Alrededor de treinta personas en situación de movilidad laboran en el taller de bordado que se realiza en La Catedral, donde tienen un ingreso y el producto se vende también en Estados Unidos, informó Cristina Coronado, de la sociedad misionera San Colombano.
“La parte del emprendimiento, nosotros iniciamos hace siete años con el bordado, este es un programa de trabajo alternativo, más o menos hay como 30 mujeres migrantes bordando, en La Catedral están desde hace mucho tiempo, este es su trabajo”, dijo.
“Van a La Catedral los jueves, bordan, Marisela Coronado los acompaña en ese proceso, es la coordinadora del programa de trabajo, del bordado, pagamos 20 dólares por cada bordado a la mujer migrante, les damos despensa, esto hace que poco a poco puedan irse asentando”, agregó.
Cristina Coronado mencionó que son programas que se les ofrece a la población migrante que radica en esta frontera y es de manera integral.

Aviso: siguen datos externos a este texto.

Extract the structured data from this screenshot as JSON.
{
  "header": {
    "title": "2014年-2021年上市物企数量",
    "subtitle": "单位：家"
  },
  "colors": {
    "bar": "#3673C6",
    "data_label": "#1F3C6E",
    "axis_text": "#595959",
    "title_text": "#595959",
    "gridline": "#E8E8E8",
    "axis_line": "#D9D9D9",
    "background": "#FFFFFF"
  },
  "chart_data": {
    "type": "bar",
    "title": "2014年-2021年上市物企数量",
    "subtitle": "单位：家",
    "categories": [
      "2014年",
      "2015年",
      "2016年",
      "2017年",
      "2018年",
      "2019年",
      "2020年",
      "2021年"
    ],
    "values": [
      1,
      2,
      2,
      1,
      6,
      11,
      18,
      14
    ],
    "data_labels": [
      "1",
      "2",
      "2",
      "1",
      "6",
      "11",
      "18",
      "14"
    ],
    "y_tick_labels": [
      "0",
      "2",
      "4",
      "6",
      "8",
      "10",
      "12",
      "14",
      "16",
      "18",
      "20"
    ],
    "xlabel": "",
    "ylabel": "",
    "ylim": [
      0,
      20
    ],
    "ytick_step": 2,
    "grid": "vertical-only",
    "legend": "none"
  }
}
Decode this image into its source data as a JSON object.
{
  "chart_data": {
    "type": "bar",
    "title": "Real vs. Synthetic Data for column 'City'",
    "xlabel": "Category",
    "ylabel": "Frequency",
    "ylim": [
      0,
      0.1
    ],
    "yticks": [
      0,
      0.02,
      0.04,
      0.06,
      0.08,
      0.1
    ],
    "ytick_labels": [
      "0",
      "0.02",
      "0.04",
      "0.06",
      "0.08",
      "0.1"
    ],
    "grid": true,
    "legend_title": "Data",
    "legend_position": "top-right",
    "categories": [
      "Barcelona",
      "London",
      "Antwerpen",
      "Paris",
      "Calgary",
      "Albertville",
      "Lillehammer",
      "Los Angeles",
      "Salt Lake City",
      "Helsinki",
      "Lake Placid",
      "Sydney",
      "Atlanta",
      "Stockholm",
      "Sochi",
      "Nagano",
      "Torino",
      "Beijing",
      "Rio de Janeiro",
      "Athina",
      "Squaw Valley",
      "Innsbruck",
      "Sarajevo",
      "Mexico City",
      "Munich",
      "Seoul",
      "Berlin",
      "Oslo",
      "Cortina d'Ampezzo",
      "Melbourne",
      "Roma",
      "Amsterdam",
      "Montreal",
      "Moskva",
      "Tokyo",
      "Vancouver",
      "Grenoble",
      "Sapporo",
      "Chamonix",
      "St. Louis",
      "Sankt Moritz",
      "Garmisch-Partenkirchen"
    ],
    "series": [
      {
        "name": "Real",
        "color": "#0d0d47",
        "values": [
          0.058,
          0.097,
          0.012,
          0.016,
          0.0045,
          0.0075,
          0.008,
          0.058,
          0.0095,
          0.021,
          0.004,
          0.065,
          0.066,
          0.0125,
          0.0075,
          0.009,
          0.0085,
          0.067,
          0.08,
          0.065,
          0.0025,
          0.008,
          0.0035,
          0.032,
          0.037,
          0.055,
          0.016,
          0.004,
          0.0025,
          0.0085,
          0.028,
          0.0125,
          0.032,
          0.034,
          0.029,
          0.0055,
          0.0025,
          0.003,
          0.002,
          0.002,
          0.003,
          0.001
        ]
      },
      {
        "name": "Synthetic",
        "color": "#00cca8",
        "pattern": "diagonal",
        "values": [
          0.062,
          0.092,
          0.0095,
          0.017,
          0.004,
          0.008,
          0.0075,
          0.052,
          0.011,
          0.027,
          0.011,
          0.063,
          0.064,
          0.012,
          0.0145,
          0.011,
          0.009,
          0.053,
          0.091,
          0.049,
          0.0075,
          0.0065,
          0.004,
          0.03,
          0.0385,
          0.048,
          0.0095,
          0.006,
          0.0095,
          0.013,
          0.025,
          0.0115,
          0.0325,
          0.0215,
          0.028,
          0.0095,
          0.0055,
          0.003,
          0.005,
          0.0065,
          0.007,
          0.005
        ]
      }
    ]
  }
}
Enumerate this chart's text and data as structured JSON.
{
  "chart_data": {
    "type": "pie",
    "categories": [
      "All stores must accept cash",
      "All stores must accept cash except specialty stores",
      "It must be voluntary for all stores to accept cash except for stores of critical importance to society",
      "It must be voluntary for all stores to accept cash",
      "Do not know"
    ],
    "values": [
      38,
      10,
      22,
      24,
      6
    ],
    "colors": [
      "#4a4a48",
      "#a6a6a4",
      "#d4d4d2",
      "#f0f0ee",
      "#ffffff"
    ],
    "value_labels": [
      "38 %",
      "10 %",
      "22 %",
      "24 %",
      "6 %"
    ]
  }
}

En este programa participan mujeres de diferentes nacionalidades, de Colombia, Venezuela, Ecuador, El Salvador, Guatemala y Honduras.“Se pueden integrar más, estamos en Catedral todos los días de lunes a viernes de 10:00 de la mañana a 4:00 de la tarde, ahí se da la información para integrarse al proyecto, para acudir al servicio médico, el servicio de alimentos”, mencionó Coronado, quien pertenece a una sociedad misionera que tiene presencia en muchas partes del mundo, con una misión en la frontera.
“Nos toca a nosotros atender migrantes, una de las prioridades de los Colombanos y yo estoy coordinando el ministerio para migrantes, tenemos colaboración con la Diócesis, el padre (Eduardo) Hayen nos presta toda el área de abajo para atender a migrantes, una colaboración de iglesia”, destacó. Mencionó que los bordados se comercializan en El Paso, Texas, mediante el apoyo de las comunidades religiosas y hay un equipo de coordinación.